J’ai fait vos compliments aux pères Esculapes[1] ; je vous en avertis, ils en reçoivent de toute l’Europe : vous n’êtes point dans cette affaire, c’est pourquoi vous ne comprendrez pas la force de mes paroles. Ces bons pères, qui étoient comme des gens prêts à partir avec tache et ignominie, sont transportés d’être rétablis dans leur bonne réputation par le jugement de Salomon ; car l’arrêt du Roi paroît tel. Le duc de Chaulnes en est cru le premier ministre, et c’est une grande circonstance pour eux. Toute la province a dans les mains le factum des pères, et dans l’esprit la persuasion de leur innocence, avec la joie de leur triomphe, et de tout ce qui le suit et qui le précède. Enfin, Monsieur le duc, je me réjouis avec vous de la gloire qui vous en revient, parce que je vous aime et vous honore ; ma fille vous répondra de cette vérité.

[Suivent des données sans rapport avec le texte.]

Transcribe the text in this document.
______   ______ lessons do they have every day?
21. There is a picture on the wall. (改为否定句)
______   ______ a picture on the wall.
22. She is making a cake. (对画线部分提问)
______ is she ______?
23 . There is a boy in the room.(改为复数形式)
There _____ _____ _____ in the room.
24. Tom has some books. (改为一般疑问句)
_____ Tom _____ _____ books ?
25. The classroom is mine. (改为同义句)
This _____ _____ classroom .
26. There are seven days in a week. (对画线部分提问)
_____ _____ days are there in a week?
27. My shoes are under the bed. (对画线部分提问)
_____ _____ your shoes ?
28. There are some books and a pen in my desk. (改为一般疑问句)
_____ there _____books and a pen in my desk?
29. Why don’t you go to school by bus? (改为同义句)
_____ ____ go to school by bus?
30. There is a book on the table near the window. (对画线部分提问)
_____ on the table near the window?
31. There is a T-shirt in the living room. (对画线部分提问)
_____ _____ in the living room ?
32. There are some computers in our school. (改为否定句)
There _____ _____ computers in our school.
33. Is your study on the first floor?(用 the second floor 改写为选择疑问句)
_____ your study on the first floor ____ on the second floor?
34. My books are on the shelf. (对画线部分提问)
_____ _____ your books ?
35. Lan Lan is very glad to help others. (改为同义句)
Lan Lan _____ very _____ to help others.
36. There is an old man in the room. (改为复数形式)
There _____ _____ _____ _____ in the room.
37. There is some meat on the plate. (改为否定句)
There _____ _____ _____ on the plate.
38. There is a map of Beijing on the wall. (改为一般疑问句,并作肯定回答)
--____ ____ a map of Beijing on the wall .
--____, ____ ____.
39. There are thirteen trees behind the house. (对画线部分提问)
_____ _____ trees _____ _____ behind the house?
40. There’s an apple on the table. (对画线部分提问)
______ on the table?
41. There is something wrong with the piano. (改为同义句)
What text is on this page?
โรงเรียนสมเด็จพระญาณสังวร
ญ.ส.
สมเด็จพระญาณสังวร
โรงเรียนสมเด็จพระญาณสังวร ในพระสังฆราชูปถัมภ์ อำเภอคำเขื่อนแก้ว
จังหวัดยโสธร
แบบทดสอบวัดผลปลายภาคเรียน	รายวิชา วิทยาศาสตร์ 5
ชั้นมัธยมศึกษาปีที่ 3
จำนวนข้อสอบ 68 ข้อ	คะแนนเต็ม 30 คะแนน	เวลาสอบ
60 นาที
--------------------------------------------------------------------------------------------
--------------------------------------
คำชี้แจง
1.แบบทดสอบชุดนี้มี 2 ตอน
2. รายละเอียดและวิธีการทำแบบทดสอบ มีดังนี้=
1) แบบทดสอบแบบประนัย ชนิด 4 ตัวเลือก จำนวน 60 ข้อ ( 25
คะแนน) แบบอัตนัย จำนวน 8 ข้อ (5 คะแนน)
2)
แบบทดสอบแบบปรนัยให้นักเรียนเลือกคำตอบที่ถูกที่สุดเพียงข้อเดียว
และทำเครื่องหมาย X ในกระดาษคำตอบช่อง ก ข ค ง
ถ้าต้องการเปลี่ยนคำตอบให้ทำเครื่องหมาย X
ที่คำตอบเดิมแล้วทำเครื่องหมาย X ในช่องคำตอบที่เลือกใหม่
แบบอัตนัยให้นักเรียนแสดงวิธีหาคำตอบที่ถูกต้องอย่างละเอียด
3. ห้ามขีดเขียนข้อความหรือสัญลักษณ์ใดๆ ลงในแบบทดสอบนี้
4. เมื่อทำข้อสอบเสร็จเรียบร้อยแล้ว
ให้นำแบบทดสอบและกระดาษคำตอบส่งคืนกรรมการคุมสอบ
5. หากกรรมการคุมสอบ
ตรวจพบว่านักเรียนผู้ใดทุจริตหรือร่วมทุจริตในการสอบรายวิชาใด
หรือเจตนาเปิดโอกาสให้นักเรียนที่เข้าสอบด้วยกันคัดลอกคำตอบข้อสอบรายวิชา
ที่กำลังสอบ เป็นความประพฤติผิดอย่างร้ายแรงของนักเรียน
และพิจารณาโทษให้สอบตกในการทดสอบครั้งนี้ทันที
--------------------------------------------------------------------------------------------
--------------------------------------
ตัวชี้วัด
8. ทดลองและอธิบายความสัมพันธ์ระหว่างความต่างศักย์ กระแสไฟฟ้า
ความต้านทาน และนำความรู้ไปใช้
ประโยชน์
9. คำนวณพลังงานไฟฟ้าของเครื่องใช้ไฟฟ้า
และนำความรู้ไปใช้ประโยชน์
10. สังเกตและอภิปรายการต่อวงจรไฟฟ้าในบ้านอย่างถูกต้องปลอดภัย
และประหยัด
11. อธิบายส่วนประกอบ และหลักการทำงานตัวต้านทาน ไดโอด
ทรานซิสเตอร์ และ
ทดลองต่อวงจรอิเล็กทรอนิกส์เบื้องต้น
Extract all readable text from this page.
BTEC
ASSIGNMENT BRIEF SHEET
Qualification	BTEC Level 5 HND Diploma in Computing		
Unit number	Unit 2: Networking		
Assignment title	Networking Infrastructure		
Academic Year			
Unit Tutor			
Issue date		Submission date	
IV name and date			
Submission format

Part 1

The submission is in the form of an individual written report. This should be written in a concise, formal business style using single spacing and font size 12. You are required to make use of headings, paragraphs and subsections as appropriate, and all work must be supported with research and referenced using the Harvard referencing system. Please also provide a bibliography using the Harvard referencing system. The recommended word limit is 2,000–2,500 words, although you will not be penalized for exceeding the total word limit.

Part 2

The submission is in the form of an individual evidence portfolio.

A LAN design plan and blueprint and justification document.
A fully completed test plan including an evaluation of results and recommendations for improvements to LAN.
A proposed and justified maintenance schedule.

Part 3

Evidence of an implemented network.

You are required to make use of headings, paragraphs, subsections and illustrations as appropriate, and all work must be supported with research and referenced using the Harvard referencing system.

Que voulez-vous dire, ma chère enfant, avec vos songes ? de quoi vous mêlez-vous de prendre ma pauvre personne pour l’objet de votre imagination agitée de bile noire ? Vous me voyez dans un état affreux, et cela

  1. Lettre 957. 1. — Les capucins du Louvre. Voyez la lettre du 27 septembre 1684, p. 290, note 6.